Over the course of the contract, three "Contract Change Proposals" were executed (respectively the 2019 CCP, 2020 CCP and 2021 CCP). These Contract Change Proposals had the effect of re-stating the price payable for "Recurring Services" and "S&Q Payments". Both the 2019 CCP and the 2020 CCP were executed as deeds and expressly provided that the prices contained therein were calculated "in accordance with" the Formula. Both the 2019 CCP and the 2020 CCP also contained versions of the relevant section of the Contract reflecting the adjusted prices. The 2021 CCP was not executed as a deed and did not contain a revised section of the Contract, but did contain drafting instructions to replace an existing table (containing the prices payable) with a new table. Below the table, there was a notation stating that the table "identifies prices that were adjusted in accordance with" the Formula.
On 8 February 2022, Jet issued a Dispute Notice pursuant to the Contract in respect of the price adjustment to be made on 1 January 2022. Jet contended in that Dispute Notice that the 2019, 2020 and 2021 price adjustments were erroneous. Jet's argument was that the "Base Date Index Value" should reflect the preceding year's Index Value, thereby causing the price to be adjusted annually in line with the change in the Index. Cirrus's argument was that the "Base Date Index Value" should be the Index Value as at 1 January 2018, meaning that the relevant escalator for a given year was not to be calculated by reference to index amounts from that year and the previous year but by reference to the index amounts from that year and the first year. It was not in dispute that the price adjustments contained in the 2019, 2020 and 2021 CCPs were all calculated in line with Cirrus's preferred construction.
Ball J (the primary judge) preferred Jet's construction, essentially because it best reflected the adjustment for wage price inflation which his Honour held to be the intent of the section, and made "perfect commercial sense" in contrast to the "odd consequence" which Cirrus's construction would occasion.

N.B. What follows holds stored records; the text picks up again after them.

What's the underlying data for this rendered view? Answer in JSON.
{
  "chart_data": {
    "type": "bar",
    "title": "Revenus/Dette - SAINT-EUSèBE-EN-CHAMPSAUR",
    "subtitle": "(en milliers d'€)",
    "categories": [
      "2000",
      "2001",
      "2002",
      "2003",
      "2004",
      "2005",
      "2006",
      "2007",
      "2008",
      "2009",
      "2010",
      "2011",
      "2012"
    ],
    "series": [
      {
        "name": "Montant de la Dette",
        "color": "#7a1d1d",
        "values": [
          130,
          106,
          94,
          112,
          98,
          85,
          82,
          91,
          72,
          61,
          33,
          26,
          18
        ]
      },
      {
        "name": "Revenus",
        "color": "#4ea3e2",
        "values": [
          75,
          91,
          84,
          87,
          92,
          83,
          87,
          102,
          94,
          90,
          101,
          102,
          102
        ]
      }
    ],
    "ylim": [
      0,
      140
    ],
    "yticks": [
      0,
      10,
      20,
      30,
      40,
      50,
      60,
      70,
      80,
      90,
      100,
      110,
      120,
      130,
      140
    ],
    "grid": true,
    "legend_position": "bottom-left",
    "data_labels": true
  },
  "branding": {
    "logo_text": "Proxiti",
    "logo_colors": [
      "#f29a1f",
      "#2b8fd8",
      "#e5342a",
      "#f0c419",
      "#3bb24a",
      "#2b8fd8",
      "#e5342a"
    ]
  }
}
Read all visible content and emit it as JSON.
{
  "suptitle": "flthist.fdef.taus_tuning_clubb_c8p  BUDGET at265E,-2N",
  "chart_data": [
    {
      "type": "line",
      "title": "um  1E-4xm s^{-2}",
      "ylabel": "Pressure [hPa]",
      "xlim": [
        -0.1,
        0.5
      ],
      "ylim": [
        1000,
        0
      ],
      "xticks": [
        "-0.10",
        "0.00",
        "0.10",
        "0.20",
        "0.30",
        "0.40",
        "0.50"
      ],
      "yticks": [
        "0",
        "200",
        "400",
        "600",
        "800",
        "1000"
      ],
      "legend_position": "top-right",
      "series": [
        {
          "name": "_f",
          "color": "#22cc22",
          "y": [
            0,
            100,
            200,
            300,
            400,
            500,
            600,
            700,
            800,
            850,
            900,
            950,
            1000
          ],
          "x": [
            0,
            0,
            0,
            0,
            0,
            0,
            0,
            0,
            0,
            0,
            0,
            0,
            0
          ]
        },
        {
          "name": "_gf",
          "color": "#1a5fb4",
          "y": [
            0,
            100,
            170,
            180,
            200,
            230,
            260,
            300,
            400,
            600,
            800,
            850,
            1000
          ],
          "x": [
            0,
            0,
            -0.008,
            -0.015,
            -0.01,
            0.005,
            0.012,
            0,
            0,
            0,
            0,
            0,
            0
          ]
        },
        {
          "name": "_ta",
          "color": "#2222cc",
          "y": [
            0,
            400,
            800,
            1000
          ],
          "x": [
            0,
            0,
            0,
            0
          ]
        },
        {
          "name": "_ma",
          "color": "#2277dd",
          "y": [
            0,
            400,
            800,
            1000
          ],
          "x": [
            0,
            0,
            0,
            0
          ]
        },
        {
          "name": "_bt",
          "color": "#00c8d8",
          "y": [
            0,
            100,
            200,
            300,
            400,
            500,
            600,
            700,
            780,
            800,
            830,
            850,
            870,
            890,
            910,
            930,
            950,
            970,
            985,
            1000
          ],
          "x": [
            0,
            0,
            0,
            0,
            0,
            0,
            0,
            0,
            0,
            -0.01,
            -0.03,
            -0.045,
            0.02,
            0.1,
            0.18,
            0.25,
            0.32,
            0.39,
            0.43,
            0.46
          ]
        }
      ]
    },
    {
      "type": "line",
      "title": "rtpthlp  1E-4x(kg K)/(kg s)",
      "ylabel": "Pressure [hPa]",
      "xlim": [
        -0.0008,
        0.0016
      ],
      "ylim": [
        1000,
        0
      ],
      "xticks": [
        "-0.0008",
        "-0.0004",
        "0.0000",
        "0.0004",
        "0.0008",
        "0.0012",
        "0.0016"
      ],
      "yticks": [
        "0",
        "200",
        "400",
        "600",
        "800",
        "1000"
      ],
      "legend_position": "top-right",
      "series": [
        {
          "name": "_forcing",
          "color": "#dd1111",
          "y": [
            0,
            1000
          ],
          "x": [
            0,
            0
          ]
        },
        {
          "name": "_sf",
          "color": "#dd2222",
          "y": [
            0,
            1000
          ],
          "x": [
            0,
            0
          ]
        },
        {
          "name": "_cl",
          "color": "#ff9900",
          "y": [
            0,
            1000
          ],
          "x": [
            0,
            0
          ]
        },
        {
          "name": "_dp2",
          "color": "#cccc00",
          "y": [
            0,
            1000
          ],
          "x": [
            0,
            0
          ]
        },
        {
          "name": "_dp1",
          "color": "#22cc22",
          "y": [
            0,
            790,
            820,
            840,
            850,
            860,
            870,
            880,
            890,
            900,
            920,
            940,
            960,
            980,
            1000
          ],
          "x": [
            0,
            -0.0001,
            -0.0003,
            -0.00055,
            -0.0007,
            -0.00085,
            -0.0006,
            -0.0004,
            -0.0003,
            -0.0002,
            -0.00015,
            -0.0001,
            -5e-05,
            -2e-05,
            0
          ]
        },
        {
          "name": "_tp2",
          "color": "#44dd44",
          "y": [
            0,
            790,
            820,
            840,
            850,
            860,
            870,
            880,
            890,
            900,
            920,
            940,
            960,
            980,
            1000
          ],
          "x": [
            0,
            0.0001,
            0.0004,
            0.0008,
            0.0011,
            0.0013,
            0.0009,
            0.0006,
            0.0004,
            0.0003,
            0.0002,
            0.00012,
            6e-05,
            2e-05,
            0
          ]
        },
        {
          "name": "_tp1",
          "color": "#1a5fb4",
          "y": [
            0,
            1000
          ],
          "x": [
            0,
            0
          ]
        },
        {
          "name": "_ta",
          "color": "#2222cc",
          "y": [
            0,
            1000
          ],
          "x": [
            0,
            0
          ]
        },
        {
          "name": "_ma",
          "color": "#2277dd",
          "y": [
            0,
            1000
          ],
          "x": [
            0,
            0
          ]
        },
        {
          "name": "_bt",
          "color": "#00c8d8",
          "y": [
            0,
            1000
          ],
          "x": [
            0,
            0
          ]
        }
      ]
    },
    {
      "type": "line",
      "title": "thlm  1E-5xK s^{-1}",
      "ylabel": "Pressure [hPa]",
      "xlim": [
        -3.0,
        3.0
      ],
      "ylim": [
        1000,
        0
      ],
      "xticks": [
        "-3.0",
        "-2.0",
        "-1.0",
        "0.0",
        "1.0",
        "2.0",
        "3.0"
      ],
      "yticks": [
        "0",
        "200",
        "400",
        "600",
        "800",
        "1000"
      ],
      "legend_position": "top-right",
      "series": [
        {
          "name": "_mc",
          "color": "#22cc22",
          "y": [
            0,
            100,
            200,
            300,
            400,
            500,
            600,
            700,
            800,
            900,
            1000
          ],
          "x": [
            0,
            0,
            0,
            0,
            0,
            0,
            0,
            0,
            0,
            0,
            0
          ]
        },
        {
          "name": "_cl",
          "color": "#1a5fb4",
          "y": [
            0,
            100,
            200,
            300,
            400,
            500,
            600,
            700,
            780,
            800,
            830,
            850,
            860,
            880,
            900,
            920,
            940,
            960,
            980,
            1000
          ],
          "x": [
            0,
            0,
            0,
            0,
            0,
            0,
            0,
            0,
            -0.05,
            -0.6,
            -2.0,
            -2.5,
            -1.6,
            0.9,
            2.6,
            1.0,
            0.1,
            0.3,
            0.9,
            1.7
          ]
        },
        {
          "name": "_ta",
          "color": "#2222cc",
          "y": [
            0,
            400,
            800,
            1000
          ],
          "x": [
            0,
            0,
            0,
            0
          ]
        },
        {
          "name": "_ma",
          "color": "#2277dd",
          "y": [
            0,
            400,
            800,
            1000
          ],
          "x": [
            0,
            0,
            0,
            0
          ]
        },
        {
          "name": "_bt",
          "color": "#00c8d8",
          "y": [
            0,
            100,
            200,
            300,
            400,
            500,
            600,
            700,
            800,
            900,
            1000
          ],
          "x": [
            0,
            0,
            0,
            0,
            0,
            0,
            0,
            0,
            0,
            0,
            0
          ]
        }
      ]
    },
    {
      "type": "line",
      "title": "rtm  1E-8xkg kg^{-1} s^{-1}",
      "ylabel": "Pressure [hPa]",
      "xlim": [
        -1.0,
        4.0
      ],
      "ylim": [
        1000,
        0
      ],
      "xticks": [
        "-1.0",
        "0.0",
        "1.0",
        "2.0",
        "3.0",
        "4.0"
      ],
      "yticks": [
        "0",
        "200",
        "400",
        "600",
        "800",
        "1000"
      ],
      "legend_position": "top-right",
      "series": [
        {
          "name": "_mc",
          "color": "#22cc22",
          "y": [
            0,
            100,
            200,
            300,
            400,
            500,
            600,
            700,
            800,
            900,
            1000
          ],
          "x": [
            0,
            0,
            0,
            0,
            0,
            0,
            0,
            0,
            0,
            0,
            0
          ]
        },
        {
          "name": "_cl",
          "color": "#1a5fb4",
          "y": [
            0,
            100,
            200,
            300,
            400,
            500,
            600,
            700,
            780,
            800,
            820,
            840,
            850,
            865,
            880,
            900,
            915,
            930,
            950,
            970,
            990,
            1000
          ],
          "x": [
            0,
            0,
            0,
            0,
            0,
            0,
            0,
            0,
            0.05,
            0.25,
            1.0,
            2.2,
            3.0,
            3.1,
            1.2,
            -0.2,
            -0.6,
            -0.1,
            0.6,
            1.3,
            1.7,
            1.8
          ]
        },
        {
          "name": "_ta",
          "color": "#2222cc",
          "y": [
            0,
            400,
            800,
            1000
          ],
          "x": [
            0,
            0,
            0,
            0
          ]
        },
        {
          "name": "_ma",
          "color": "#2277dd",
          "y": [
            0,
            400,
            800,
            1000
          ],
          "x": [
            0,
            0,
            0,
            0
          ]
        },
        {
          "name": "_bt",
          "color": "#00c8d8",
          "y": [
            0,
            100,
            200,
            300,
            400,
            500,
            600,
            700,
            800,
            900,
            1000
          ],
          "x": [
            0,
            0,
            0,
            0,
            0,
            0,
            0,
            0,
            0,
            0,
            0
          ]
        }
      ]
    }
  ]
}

The primary judge rejected Cirrus's case that the respective "Contract Change Proposals" constituted admissions as to the meaning of "Base Date Index Value".
By notice of appeal, Cirrus appealed, propounding the same construction as at first instance but raising a new argument, namely that the Contract Change Proposals had effected variations to the Contract, and that the proper construction of the Contract, as amended, supported its argument as to the correct construction of the Formula.

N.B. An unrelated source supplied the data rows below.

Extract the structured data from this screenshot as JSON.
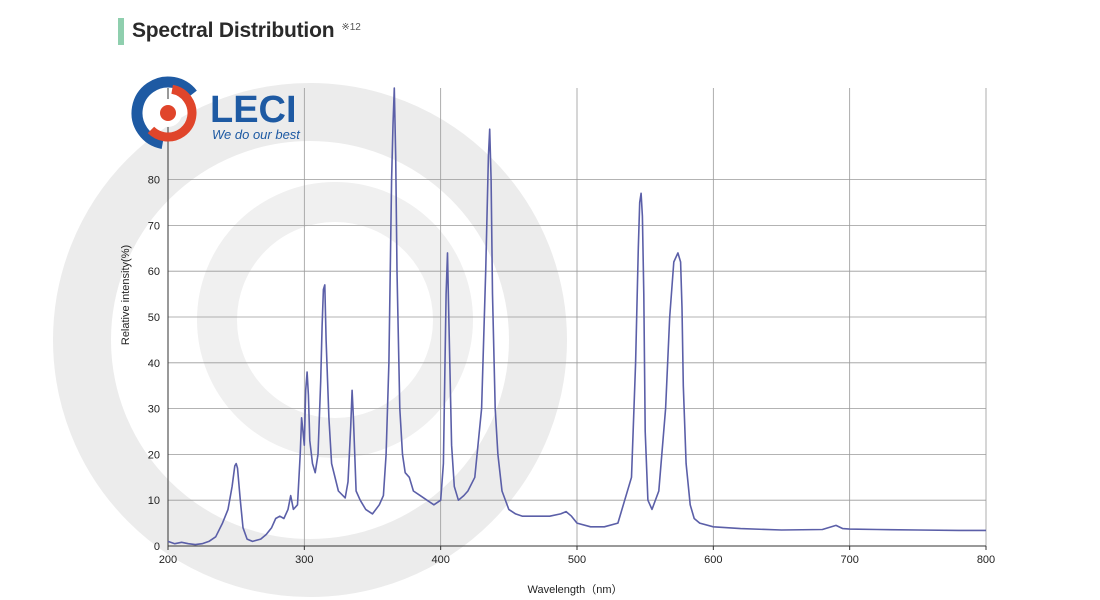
{
  "header": {
    "title": "Spectral Distribution",
    "note": "※12"
  },
  "logo": {
    "name": "LECI",
    "tagline": "We do our best"
  },
  "colors": {
    "line": "#5b5fa8",
    "grid": "#9a9a9a",
    "accent": "#8fcfae",
    "watermark": "#eaeaea",
    "logo_blue": "#1e5aa3",
    "logo_red": "#e0452b"
  },
  "chart_data": {
    "type": "line",
    "xlabel": "Wavelength（nm）",
    "ylabel": "Relative intensity(%)",
    "xlim": [
      200,
      800
    ],
    "ylim": [
      0,
      100
    ],
    "x_ticks": [
      200,
      300,
      400,
      500,
      600,
      700,
      800
    ],
    "y_ticks": [
      0,
      10,
      20,
      30,
      40,
      50,
      60,
      70,
      80
    ],
    "grid": true,
    "series": [
      {
        "x": [
          200,
          205,
          210,
          215,
          220,
          225,
          230,
          235,
          240,
          244,
          247,
          249,
          250,
          251,
          253,
          255,
          258,
          262,
          268,
          272,
          276,
          279,
          282,
          285,
          288,
          290,
          292,
          295,
          297,
          298,
          299,
          300,
          301,
          302,
          303,
          304,
          306,
          308,
          310,
          312,
          313,
          314,
          315,
          316,
          318,
          320,
          325,
          330,
          332,
          334,
          335,
          336,
          338,
          341,
          345,
          350,
          355,
          358,
          360,
          362,
          364,
          365,
          366,
          367,
          368,
          370,
          372,
          374,
          377,
          380,
          385,
          390,
          395,
          400,
          402,
          404,
          405,
          406,
          408,
          410,
          413,
          417,
          420,
          425,
          430,
          433,
          435,
          436,
          437,
          438,
          440,
          442,
          445,
          450,
          455,
          460,
          470,
          480,
          488,
          492,
          496,
          500,
          510,
          520,
          530,
          540,
          543,
          545,
          546,
          547,
          548,
          549,
          550,
          552,
          555,
          560,
          565,
          568,
          571,
          574,
          576,
          577,
          578,
          580,
          583,
          586,
          590,
          600,
          620,
          650,
          680,
          690,
          695,
          700,
          720,
          750,
          780,
          800
        ],
        "y": [
          1,
          0.5,
          0.8,
          0.5,
          0.3,
          0.5,
          1,
          2,
          5,
          8,
          13,
          17.5,
          18,
          17,
          10,
          4,
          1.5,
          1,
          1.5,
          2.5,
          4,
          6,
          6.5,
          6,
          8,
          11,
          8,
          9,
          20,
          28,
          25,
          22,
          34,
          38,
          33,
          23,
          18,
          16,
          20,
          36,
          48,
          56,
          57,
          45,
          28,
          18,
          12,
          10.5,
          14,
          26,
          34,
          28,
          12,
          10,
          8,
          7,
          9,
          11,
          20,
          40,
          80,
          92,
          100,
          85,
          60,
          30,
          20,
          16,
          15,
          12,
          11,
          10,
          9,
          10,
          18,
          55,
          64,
          50,
          22,
          13,
          10,
          11,
          12,
          15,
          30,
          60,
          85,
          91,
          80,
          55,
          30,
          20,
          12,
          8,
          7,
          6.5,
          6.5,
          6.5,
          7,
          7.5,
          6.5,
          5,
          4.2,
          4.2,
          5,
          15,
          40,
          65,
          75,
          77,
          72,
          55,
          25,
          10,
          8,
          12,
          30,
          50,
          62,
          64,
          62,
          52,
          35,
          18,
          9,
          6,
          5,
          4.2,
          3.8,
          3.5,
          3.6,
          4.5,
          3.8,
          3.7,
          3.6,
          3.5,
          3.4,
          3.4
        ]
      }
    ]
  }
}
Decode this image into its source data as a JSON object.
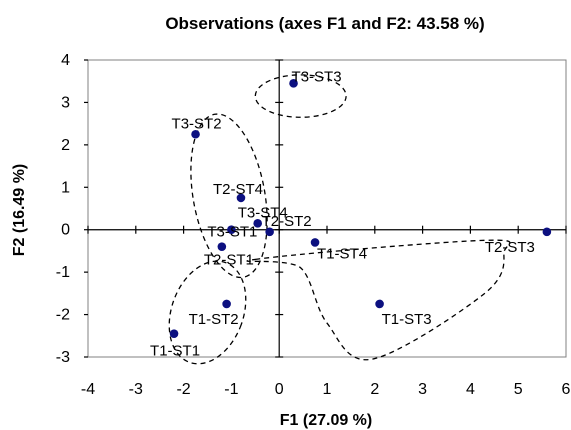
{
  "chart_data": {
    "type": "scatter",
    "title": "Observations (axes F1 and F2: 43.58 %)",
    "xlabel": "F1 (27.09 %)",
    "ylabel": "F2 (16.49 %)",
    "xlim": [
      -4,
      6
    ],
    "ylim": [
      -3,
      4
    ],
    "xticks": [
      "-4",
      "-3",
      "-2",
      "-1",
      "0",
      "1",
      "2",
      "3",
      "4",
      "5",
      "6"
    ],
    "yticks": [
      "-3",
      "-2",
      "-1",
      "0",
      "1",
      "2",
      "3",
      "4"
    ],
    "grid": false,
    "legend": "none",
    "marker_color": "#0c1080",
    "points": [
      {
        "label": "T3-ST3",
        "x": 0.3,
        "y": 3.45
      },
      {
        "label": "T3-ST2",
        "x": -1.75,
        "y": 2.25
      },
      {
        "label": "T2-ST4",
        "x": -0.8,
        "y": 0.75
      },
      {
        "label": "T3-ST4",
        "x": -0.45,
        "y": 0.15
      },
      {
        "label": "T2-ST2",
        "x": -0.2,
        "y": -0.05
      },
      {
        "label": "T3-ST1",
        "x": -1.0,
        "y": 0.0
      },
      {
        "label": "T2-ST1",
        "x": -1.2,
        "y": -0.4
      },
      {
        "label": "T1-ST4",
        "x": 0.75,
        "y": -0.3
      },
      {
        "label": "T2-ST3",
        "x": 5.6,
        "y": -0.05
      },
      {
        "label": "T1-ST2",
        "x": -1.1,
        "y": -1.75
      },
      {
        "label": "T1-ST1",
        "x": -2.2,
        "y": -2.45
      },
      {
        "label": "T1-ST3",
        "x": 2.1,
        "y": -1.75
      }
    ],
    "groups": [
      {
        "members": [
          "T3-ST3"
        ],
        "shape": "ellipse",
        "cx": 0.45,
        "cy": 3.15,
        "rx": 0.95,
        "ry": 0.5,
        "rotate": 0
      },
      {
        "members": [
          "T3-ST2",
          "T2-ST4",
          "T3-ST4",
          "T2-ST2",
          "T3-ST1",
          "T2-ST1"
        ],
        "shape": "ellipse",
        "cx": -1.05,
        "cy": 0.8,
        "rx": 0.75,
        "ry": 1.95,
        "rotate": -10
      },
      {
        "members": [
          "T1-ST4",
          "T2-ST3",
          "T1-ST3"
        ],
        "shape": "polygon",
        "vertices": [
          [
            -0.5,
            -0.7
          ],
          [
            4.3,
            -0.25
          ],
          [
            4.7,
            -0.55
          ],
          [
            4.3,
            -1.5
          ],
          [
            1.95,
            -3.05
          ],
          [
            1.0,
            -2.2
          ],
          [
            0.45,
            -0.9
          ]
        ]
      },
      {
        "members": [
          "T1-ST2",
          "T1-ST1"
        ],
        "shape": "ellipse",
        "cx": -1.5,
        "cy": -1.95,
        "rx": 0.75,
        "ry": 1.25,
        "rotate": 20
      }
    ]
  }
}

The Court held, upholding the appeal:
1. In circumstances where it was common ground that the adjusted price in the 2021 CCP was only referable to the use of 1 January 2018 as the "Base Date", the parties must be taken as having contractually agreed that the applicable "Base Date" in the context of the composite expression "Base Date Index Value" was 1 January 2018: [55] (Bell CJ); [79] (Leeming JA); [96] (Kirk JA).
2. The identification of the Base Date is derived from the amount set out in the 2021 CCP, as the contractually agreed output of the Formula: [56] (Bell CJ); [77]-[78] (Leeming JA); [96] (Kirk JA).

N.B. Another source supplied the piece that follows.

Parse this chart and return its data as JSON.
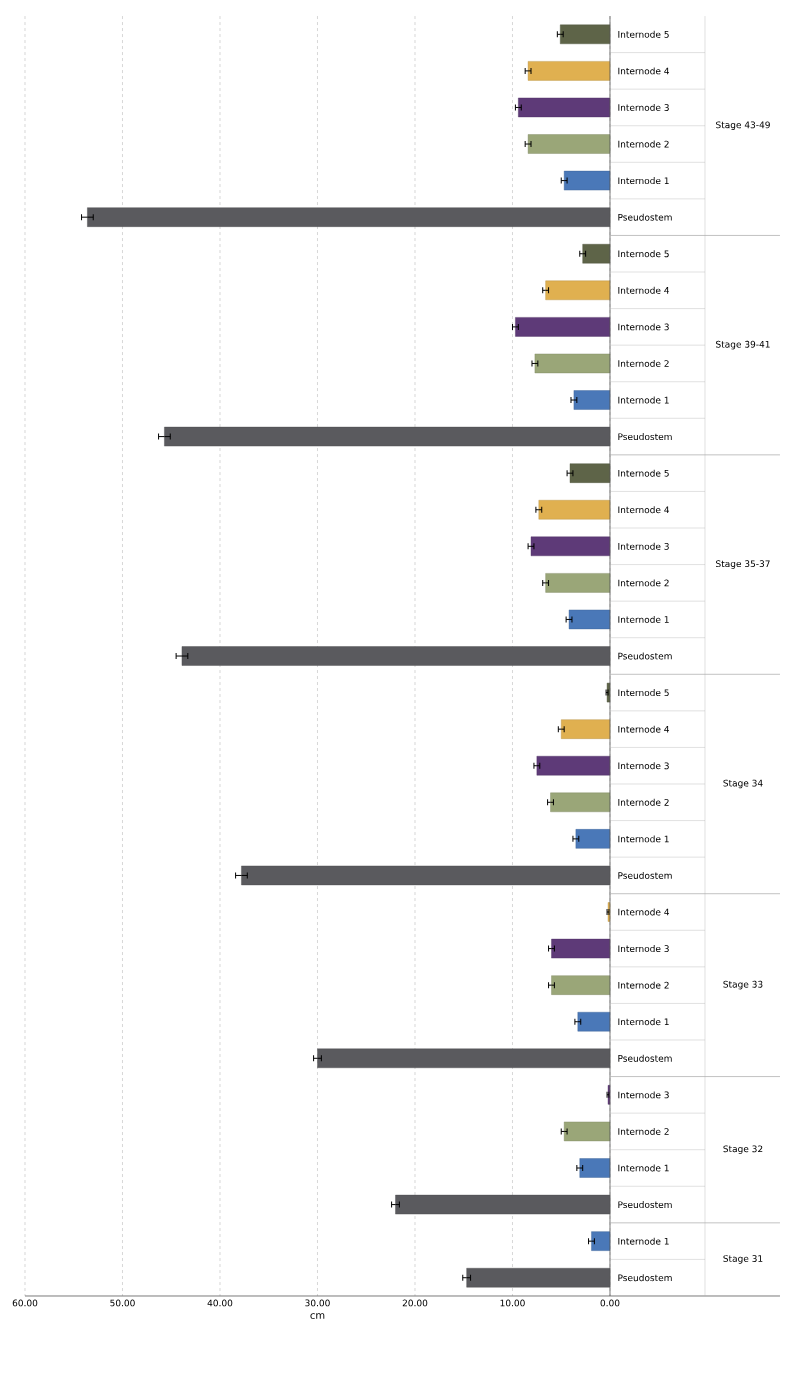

3. The primary judge correctly resolved the issues based upon the arguments presented to him, but these did not include the argument that the Contract Change Proposals effected variations to the Contract, which was the argument which was ultimately dispositive: [80]-[91] (Leeming JA); [95] (Kirk JA).
4. Discussion of considerations of commerciality in construction of contracts: [64]-[67] (Bell CJ); [84]-[89] (Leeming JA); [95] (Kirk JA).
Maggbury Pty Ltd v Hafele Australia Pty Ltd (2001) 210 CLR 181; [2001] HCA 70; International Petroleum Investment Company v Independent Public Business Corporation of Papua New Guinea [2015] NSWCA 363; Skanska Rashleigh Weatherfoil Ltd v Somerfield Stores Ltd [2006] EWCA Civ 1732, applied.
Miwa Pty Ltd v Siantan Properties Pte Ltd [2011] NSWCA 297; Donau Pty Ltd v ASC AWD Shipbuilder Pty Ltd (2019) 101 NSWLR 679; [2019] NSWCA 185; XL Insurance Co SE v BNY Trust Company of Australia Limited [2019] NSWCA 215; Willis Australia Ltd v AMP Capital Investors Ltd [2023] NSWCA 158, cited.